Climate change presents a series of important and immediate challenges to nature conservation. There is already clear evidence to show that plants and animals, including those characteristic of the England’s countryside and seas, are being affected by climate change. This includes changes in populations, ranges, migration patterns, and seasonal and reproductive behaviour of certain species. Such effects will become more apparent and extensive as climate continues to change, with local species extinctions and habitat-loss becoming increasingly probable.
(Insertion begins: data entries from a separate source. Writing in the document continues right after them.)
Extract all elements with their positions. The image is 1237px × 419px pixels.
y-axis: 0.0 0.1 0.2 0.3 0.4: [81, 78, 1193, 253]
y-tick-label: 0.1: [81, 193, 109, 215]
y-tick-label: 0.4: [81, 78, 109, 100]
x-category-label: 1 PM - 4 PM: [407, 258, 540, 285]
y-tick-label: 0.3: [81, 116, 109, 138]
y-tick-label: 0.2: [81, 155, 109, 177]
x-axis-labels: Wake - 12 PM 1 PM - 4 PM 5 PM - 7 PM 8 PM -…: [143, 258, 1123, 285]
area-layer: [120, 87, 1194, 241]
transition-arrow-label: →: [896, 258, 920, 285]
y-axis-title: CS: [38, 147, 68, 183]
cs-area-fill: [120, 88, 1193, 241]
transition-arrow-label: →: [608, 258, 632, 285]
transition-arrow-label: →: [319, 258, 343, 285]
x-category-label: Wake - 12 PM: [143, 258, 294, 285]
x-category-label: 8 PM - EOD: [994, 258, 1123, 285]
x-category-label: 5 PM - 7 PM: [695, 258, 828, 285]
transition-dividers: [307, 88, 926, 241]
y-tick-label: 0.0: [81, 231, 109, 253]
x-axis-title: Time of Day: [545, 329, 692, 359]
A programme of scientific research is developing ‘tools’ to make predictions about the responses of species and their habitats under possible future climates. Projects concerned both with terrestrial and marine environments are underway:
- MONARCH – Modelling Natural Resource Responses to Climate Change (multi-partner project, with research led by the Environmental Change Institute, Oxford)
- MarClim – Marine Biodiversity and Climate Change (multi-partner project, with research led by the Marine Biological Association, Plymouth)
- The role of nature conservation in mitigating the effects of climate change (PhD studentship with the Tyndall Centre for Climate Change Research)
Outputs from these projects are providing the scientific basis for a complementary policy programme. This is raising awareness of climate change, and formulating advice and guidance on adapting nature conservation policies and management practices to its impacts.